Ketika ditanya tentang aktualisasi cita rasa pribadi pada keris, Rista menjawab: cita rasa perempuan. “Sebab, menjadi perempuan Madura enggak segampang perempuan modern. Mau berkelit dengan dunia modern pun, hukum sosial belum bergeser sepenuhnya.”

Awalnya, Rista bangga menjadi satu-satunya empu perempuan dengan segala prestasi yang telah digapai. Namun, lambat laun, pergunjingan mulai menusuk lubang telinganya. Orang-orang bersyak wasangka: Mungkin dia tak ‘kan menikah? Apa yang dibutuhkan? Toh, bisa mencari uang sendiri? Kendatipun dia ingin suami, pasti akan mencari lelaki dengan kemampuan lebih. Kalau laki-laki ecek-ecek, dia tidak akan mau.

“Akhirnya, kemandirian menjadi momok menakutkan. Akhirnya, semua itu bukan pencapaian, tapi pengerdilan perempuan,” ratap perajin yang telah menerima berbagai penghargaan dan berpameran internasional itu.
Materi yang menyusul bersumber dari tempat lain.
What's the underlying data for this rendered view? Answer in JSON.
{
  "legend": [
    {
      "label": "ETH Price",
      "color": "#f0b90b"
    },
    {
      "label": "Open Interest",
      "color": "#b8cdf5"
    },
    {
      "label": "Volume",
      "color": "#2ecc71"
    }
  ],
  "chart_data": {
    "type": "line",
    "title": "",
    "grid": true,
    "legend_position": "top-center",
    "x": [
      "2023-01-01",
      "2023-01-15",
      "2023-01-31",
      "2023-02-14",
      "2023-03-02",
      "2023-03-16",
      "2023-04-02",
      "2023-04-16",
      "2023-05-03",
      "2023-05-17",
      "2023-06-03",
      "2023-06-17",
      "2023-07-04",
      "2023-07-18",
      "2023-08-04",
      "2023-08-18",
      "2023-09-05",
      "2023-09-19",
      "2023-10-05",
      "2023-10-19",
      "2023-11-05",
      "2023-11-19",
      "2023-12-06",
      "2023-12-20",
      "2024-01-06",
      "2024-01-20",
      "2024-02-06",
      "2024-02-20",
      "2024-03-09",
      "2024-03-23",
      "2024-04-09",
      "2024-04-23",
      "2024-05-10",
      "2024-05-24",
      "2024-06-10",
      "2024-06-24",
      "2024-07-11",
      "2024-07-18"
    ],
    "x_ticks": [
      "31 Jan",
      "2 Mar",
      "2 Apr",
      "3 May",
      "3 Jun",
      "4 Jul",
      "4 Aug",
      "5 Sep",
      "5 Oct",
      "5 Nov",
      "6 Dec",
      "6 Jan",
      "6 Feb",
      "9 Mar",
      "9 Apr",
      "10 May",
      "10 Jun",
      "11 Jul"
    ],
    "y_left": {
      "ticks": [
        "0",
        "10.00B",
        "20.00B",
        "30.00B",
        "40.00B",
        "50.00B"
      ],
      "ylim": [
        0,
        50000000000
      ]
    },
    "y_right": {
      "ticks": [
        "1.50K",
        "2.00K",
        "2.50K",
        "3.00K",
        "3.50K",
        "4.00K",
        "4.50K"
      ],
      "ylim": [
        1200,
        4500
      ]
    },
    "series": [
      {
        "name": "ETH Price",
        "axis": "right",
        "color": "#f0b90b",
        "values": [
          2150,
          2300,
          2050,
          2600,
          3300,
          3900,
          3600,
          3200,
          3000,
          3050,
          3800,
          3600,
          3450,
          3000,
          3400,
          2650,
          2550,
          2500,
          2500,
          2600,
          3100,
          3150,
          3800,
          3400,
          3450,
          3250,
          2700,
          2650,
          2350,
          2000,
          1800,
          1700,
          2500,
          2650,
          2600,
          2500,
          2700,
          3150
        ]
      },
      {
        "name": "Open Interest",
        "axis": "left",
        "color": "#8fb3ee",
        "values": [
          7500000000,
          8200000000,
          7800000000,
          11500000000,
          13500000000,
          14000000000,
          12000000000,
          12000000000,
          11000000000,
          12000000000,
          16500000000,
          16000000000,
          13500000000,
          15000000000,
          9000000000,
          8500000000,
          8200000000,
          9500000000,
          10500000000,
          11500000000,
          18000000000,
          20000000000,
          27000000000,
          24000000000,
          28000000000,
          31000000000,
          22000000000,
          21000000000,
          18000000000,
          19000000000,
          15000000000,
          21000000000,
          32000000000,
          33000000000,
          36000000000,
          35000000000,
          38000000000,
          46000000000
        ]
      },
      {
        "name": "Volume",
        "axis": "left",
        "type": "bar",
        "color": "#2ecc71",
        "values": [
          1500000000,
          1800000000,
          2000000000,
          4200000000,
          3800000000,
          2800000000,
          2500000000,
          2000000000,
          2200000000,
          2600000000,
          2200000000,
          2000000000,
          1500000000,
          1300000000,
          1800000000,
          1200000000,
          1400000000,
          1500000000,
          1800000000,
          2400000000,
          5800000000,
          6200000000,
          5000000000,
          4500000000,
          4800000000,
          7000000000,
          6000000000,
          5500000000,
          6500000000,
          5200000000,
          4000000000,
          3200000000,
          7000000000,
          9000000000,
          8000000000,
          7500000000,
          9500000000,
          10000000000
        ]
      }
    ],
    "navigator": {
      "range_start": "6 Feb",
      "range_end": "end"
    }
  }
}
“Bukankah karena bergender perempuan, seluruh lampu sorot keberuntungan terarah padamu? Empu laki-laki kan sudah banyak.”
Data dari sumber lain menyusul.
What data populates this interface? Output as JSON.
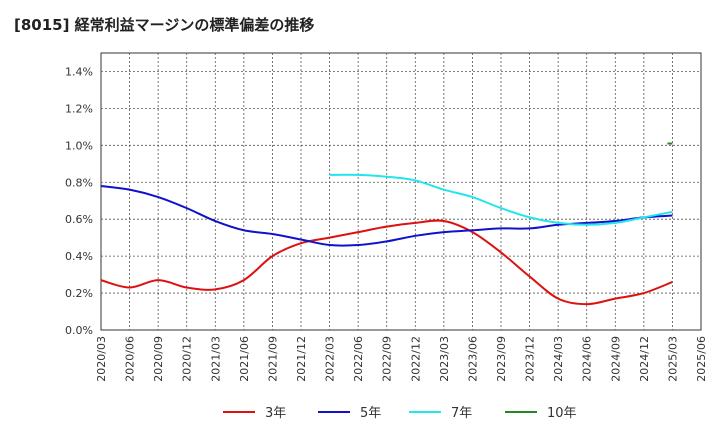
{
  "chart_data": {
    "type": "line",
    "title": "[8015]  経常利益マージンの標準偏差の推移",
    "x": [
      "2020/03",
      "2020/06",
      "2020/09",
      "2020/12",
      "2021/03",
      "2021/06",
      "2021/09",
      "2021/12",
      "2022/03",
      "2022/06",
      "2022/09",
      "2022/12",
      "2023/03",
      "2023/06",
      "2023/09",
      "2023/12",
      "2024/03",
      "2024/06",
      "2024/09",
      "2024/12",
      "2025/03",
      "2025/06"
    ],
    "y_ticks": [
      "0.0%",
      "0.2%",
      "0.4%",
      "0.6%",
      "0.8%",
      "1.0%",
      "1.2%",
      "1.4%"
    ],
    "ylim": [
      0,
      1.5
    ],
    "grid": true,
    "legend_position": "bottom",
    "series": [
      {
        "name": "3年",
        "color": "#dd1111",
        "values": [
          0.27,
          0.23,
          0.27,
          0.23,
          0.22,
          0.27,
          0.4,
          0.47,
          0.5,
          0.53,
          0.56,
          0.58,
          0.59,
          0.53,
          0.42,
          0.29,
          0.17,
          0.14,
          0.17,
          0.2,
          0.26,
          null
        ]
      },
      {
        "name": "5年",
        "color": "#1111cc",
        "values": [
          0.78,
          0.76,
          0.72,
          0.66,
          0.59,
          0.54,
          0.52,
          0.49,
          0.46,
          0.46,
          0.48,
          0.51,
          0.53,
          0.54,
          0.55,
          0.55,
          0.57,
          0.58,
          0.59,
          0.61,
          0.62,
          null
        ]
      },
      {
        "name": "7年",
        "color": "#22e5ee",
        "values": [
          null,
          null,
          null,
          null,
          null,
          null,
          null,
          null,
          0.84,
          0.84,
          0.83,
          0.81,
          0.76,
          0.72,
          0.66,
          0.61,
          0.58,
          0.57,
          0.58,
          0.61,
          0.64,
          null
        ]
      },
      {
        "name": "10年",
        "color": "#228822",
        "values": [
          null,
          null,
          null,
          null,
          null,
          null,
          null,
          null,
          null,
          null,
          null,
          null,
          null,
          null,
          null,
          null,
          null,
          null,
          null,
          null,
          1.01,
          null
        ]
      }
    ]
  }
}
“Justru itu letak pengerdilannya. Koki laki-laki tidak se-disorot itu: laki-laki kok masak? Bidan laki-laki juga enggak se-sentral itu, kan?”

Cita Rasa Feminin

Rista pernah dicap lalakè’a burung. Lelaki jadi-jadian. Julukan tersebut beban berat baginya. Seolah-olah hanya laki-laki yang dapat melakukan ini-itu. Jika ada perempuan yang bisa, ia pasti dianggap laki-laki, tetapi gagal di bagian kelamin. 
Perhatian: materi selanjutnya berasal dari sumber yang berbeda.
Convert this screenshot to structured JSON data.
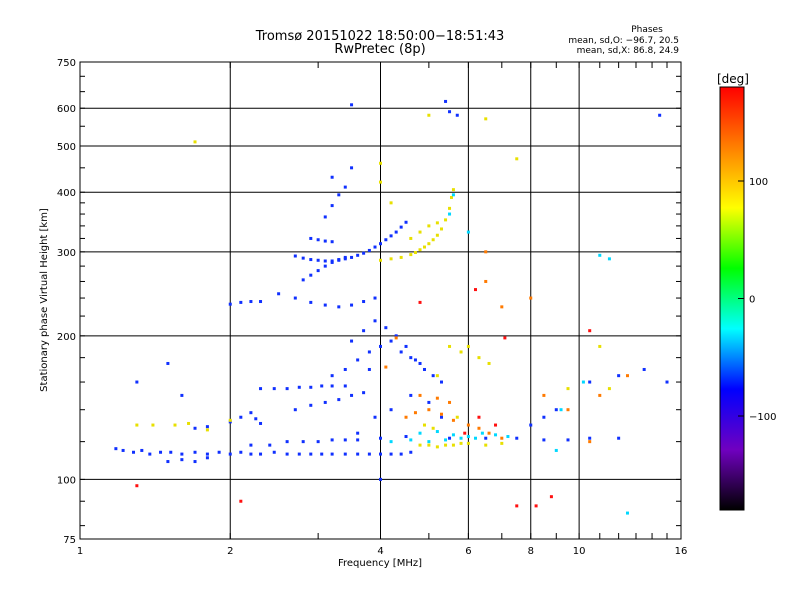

“Akhirnya kami enggak dilihat sebagai perempuan.”

Kalimat tersebut mematahkan dugaan Rosi bahwa Rista sejenis feminis eksistensialis. Simone de Beauvoir, sang pelopor feminis eksistensialis, berharap perempuan bisa menjadi seperti laki-laki sebagai modus ada-untuk-diri. Dengan menjadi laki-laki, perempuan akan eksis. Sebab, apa yang didefinisikan sebagai manusia adalah mereka yang berjenis kelamin laki-laki. Sementara itu, keyakinan Rista lebih dekat dengan para pemikir perempuan gelombang ketiga, seperti Julia Kristeva, Hélène Cixous, dan Luce Irigaray. Perempuan bisa mengada melalui karakter karnalnya yang khas tanpa harus menjadi laki-laki.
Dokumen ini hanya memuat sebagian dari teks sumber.